The plot() methods in Lightkurve always return a Matplotlib object. This is useful because it lets us manipulate the plot using standard Matplotlib functions. For example, we can set the title as follow:

ax = lcf.plot()
ax.set_title("PDCSAP light curve of  L 98-59")
Text(0.5, 1.0, 'PDCSAP light curve of  L 98-59')
PDCSAP lightcurve

Now lets fold and bin our data to look at the transit as we did in the LightCurve object tutorial. Remember the lcf.flux default is the PDCSAP flux this time!

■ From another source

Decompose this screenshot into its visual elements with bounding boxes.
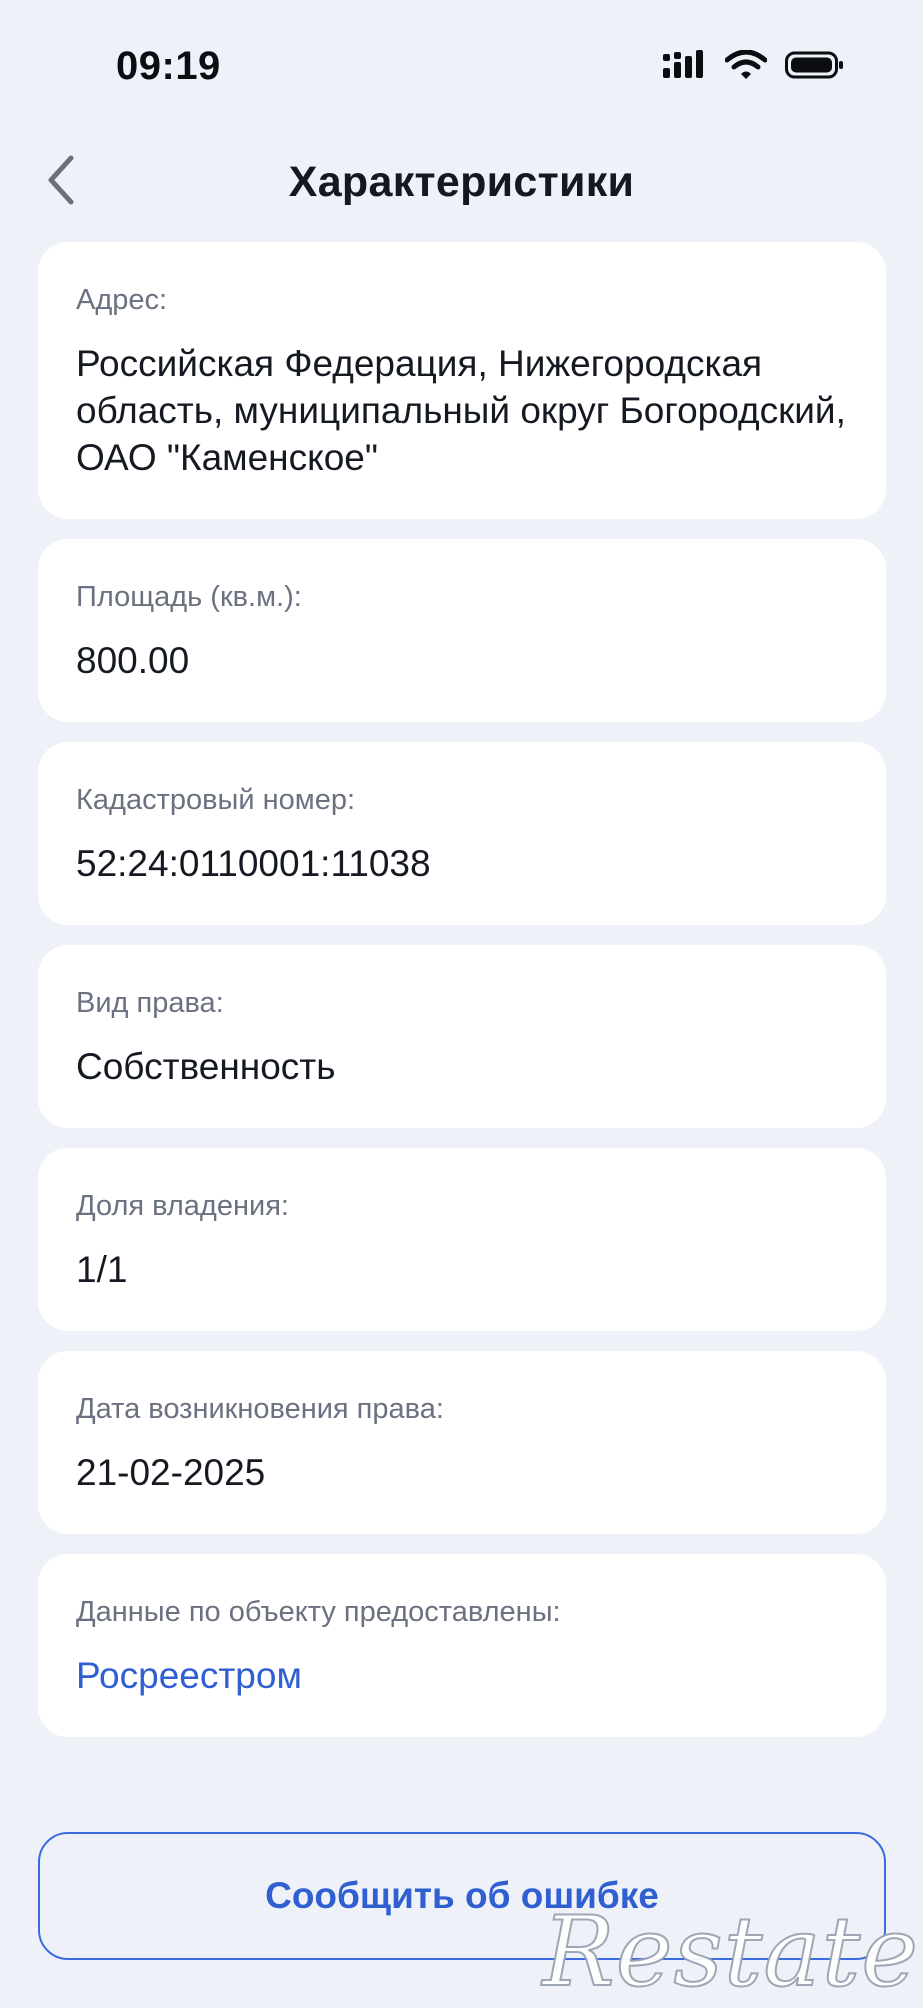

lcf.remove_nans().flatten(window_length=401).fold(period=3.690621,  epoch_time=1367.2755).bin(time_bin_size=0.025).plot();
Flattened lightcurve folded on transit period

Metadata

You can check the meta data and the CDPP noise metric of the TESSLightCurveFile as we have in the past.

lcf.meta
{'inherit': True,
 'extname': 'PRIMARY',
 'extver': 1,
 'simdata': False,
 'telescop': 'TESS',
 'instrume': 'TESS Photometer',
 'object': 'TIC 307210830',
 'ticid': 307210830,
 'radesys': 'ICRS',
 'ra_obj': 124.5319,
 'dec_obj': -68.313,
 'equinox': 2000.0,
 'exposure': 21.710393585867,
 'timeref': 'SOLARSYSTEM',
 'tassign': 'SPACECRAFT',
 'timesys': 'TDB',
 'bjdrefi': 2457000,
 'bjdreff': 0.0,
 'timeunit': 'd',
 'telapse': 27.412113113468,
 'livetime': 21.71039358586663,
 'tstart': 1354.101978098092,
 'tstop': 1381.514471377755,
 'date-obs': '2018-08-23T14:25:41.724Z',
 'date-end': '2018-09-20T00:19:41.143Z',
 'deadc': 0.792,
 'timepixr': 0.5,
 'tierrela': 1.16e-05,
 'int_time': 1.98,
 'readtime': 0.02,
 'frametim': 2.0,
 'num_frm': 60,
 'timedel': 0.001388888888888889,
 'backapp': True,
 'deadapp': True,
 'vignapp': True,
 'gaina': 5.300000190734863,
 'gainb': 5.179999828338623,
 'gainc': 5.269999980926514,
 'gaind': 5.190000057220459,
 'readnoia': 10.017000198364258,
 'readnoib': 7.407399654388428,
 'readnoic': 7.85230016708374,
 'readnoid': 9.964799880981445,
 'nreadout': 48,
 'fxdoff': 209700,
 'cdpp0_5': 264.31433105,
 'cdpp1_0': 202.23320007,
 'cdpp2_0': 159.35473633,
 'crowdsap': 0.99806839,
 'flfrcsap': 0.87759632,
 'nspsddet': 0,
 'nspsdcor': 0,
 'pdcvar': 0.9957757182968056,
 'pdcmethd': 'msMAP',
 'numband': 3,
 'fittype1': 'reducedRobust',
 'pr_good1': 0.9786046743392944,
 'pr_wght1': 0.0,
 'fittype2': 'prior',
 'pr_good2': 0.06772279739379883,
 'pr_wght2': 5.394961833953857,
 'fittype3': 'prior',
 'pr_good3': 0.6207972764968872,
 'pr_wght3': 49.4542121887207,
 'pdc_tot': 0.8734737634658813,
 'pdc_totp': 54.40318298339844,
 'pdc_cor': 0.999976396560669,
 'pdc_corp': 76.24014282226562,
 'pdc_var': 0.9333910942077637,
 'pdc_varp': 23.97138214111328,
 'pdc_noi': 0.5902431607246399,
 'pdc_noip': 59.09120559692383,
 'pdc_ept': 1.0,
 'pdc_eptp': 53.693321228027344,
 'checksum': 'ETQJHSNGESNGESNG',
 'tmofst43': 1.0399999618530273,
 'meanblca': 6664,
 'meanblcb': 6554,
 'meanblcc': 6593,
 'meanblcd': 6169,
 'simple': True,
 'bitpix': 8,
 'naxis': 0,
 'extend': True,
 'nextend': 2,
 'origin': 'NASA/Ames',
 'date': '2018-10-06',
 'creator': '4612 LightCurveExporterPipelineModule',
 'procver': 'spoc-3.3.37-20181001',
 'filever': '1.0',
 'timversn': 'OGIP/93-003',
 'data_rel': 2,
 'sector': 2,
 'camera': 4,
 'ccd': 3,
 'pxtable': 129,
 'pmra': 96.4716,
 'pmdec': -340.083,
 'pmtotal': 353.50136703,
 'tessmag': 9.39299965,
 'teff': 3469.0,
 'logg': 4.94010019,
 'mh': None,
 'radius': 0.31299999,
 'ticver': 7,
 'crmiten': True,
 'crblksz': 10,
 'crspoc': False,
 'label': 'TIC 307210830',
 'mission': 'TESS',
 'ra': 124.5319,
 'dec': -68.313,
 'filename': '/Users/rhounsel/.lightkurve-cache/mastDownload/TESS/tess2018234235059-s0002-0000000307210830-0121-s/tess2018234235059-s0002-0000000307210830-0121-s_lc.fits',
 'targetid': 307210830,
 'quality_bitmask': 'default',
 'quality_mask': array([False, False, False, ...,  True,  True,  True])}
lcf.mission
'TESS'
lcf.sector
2
lcf.estimate_cdpp()
\begin{equation*} 218.15446 \; \mathrm{ppm} \end{equation*}

Congratulations! You have now learnt how to work with LightCurveFiles.